I am reading a text, where it says that $X^5-X-1$ is irreducible modulo 3. I am not sure how I can know that. Could someone help?
By the way, is there some practical trick to judge whether a polynomial irreducible over a finite field in general? Because when I calculate the galois group I find this information is very important, so I am very curious. Thanks!
Hint $\:\!\color{#0a0}f\:\!$ has no roots $\in\Bbb F_3$ so no linear factors.

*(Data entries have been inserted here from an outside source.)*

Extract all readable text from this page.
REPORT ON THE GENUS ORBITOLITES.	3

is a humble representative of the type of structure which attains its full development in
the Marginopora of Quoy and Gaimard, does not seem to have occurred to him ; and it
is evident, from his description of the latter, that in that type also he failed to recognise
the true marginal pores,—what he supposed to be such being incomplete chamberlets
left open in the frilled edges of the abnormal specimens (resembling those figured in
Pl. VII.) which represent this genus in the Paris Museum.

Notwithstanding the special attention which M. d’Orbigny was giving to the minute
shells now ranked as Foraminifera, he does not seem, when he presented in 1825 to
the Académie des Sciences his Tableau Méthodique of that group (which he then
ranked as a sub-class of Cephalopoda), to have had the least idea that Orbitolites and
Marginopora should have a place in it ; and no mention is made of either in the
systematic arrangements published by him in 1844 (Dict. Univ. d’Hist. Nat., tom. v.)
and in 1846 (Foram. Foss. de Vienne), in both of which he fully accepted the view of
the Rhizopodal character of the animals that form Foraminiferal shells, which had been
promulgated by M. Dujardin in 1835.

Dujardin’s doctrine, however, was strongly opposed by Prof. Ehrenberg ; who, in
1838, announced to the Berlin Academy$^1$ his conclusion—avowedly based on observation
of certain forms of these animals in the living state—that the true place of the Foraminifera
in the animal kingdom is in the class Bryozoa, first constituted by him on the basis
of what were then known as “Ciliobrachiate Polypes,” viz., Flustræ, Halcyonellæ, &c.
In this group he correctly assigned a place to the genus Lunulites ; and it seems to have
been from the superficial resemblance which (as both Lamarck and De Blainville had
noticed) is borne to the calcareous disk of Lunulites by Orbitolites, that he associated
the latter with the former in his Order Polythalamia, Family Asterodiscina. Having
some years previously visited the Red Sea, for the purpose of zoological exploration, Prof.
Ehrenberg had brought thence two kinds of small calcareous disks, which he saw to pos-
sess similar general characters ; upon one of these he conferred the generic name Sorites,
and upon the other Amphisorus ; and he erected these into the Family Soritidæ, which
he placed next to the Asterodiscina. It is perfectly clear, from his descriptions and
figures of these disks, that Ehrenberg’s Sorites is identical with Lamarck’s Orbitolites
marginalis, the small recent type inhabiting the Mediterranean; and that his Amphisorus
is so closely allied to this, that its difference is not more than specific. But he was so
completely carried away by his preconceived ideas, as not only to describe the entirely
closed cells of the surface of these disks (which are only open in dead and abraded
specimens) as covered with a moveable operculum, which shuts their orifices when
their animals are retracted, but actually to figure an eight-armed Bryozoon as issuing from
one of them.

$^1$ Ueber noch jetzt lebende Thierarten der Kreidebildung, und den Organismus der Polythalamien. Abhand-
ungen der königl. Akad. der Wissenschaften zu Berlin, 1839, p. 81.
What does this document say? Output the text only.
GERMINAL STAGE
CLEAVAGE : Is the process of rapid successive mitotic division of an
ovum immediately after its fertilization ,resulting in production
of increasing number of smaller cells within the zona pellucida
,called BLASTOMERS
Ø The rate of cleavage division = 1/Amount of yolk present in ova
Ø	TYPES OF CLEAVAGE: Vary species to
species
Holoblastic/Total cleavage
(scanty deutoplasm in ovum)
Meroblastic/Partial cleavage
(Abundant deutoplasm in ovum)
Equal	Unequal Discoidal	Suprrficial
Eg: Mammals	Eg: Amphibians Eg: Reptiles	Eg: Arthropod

If it splits it has an irreducible $\rm\color{#90f}{quadratic}$ factor $\color{#90f}g.\,$ In $\,\Bbb F_9\! = \Bbb F_3[x]/\color{#90f}g\!:\: $ $\underbrace{x^8\! = 1}_{\!\!\!\!\!\!\!\!\!\large \Rightarrow\,\ \color{#c00}{{x^4}\ =\ \pm1}}\,$ so $\,0\! =\underbrace{\color{#c00}{x^4}\color{0a0a}x\!-\!x\!-\!1}_{\large \color{#0a0}{\deg f\ \le\ 1}}\, $ so $\,\color{#90f}g\mid\color{#0a0} f\,$ in $\,\Bbb F_3[x],\,$ contra $\,\color{#90f}{\deg g \!=\! 2},\,\color{#0a0}{\deg f\!\le\! 1}$.
Remark $ $ We used $ f^{\large \color{#c00}8}\! = 1\,$ for $\,0\!\neq \!f\in \Bbb F_9,\,$ an analogue of Fermat's little Theorem, which is true by $\,\Bbb F_9$ has multiplicative group $\,\Bbb F_9^*$ of size $\,\color{#c00}8 = 9\color{#0a0}{-1}\,$ ($\rm non\color{#0a0}{zero}$ elements are invertible in a field), so Lagrange's Theorem $\Rightarrow f^{\large \color{#c00}8}\! = 1\,$ for all $\,f\!\neq\! 0.$
Above is essentially a special case of a general polynomial irreducibility test over finite fields - which is an an efficient analog of the impractical Pocklington-Lehmer integer primality test.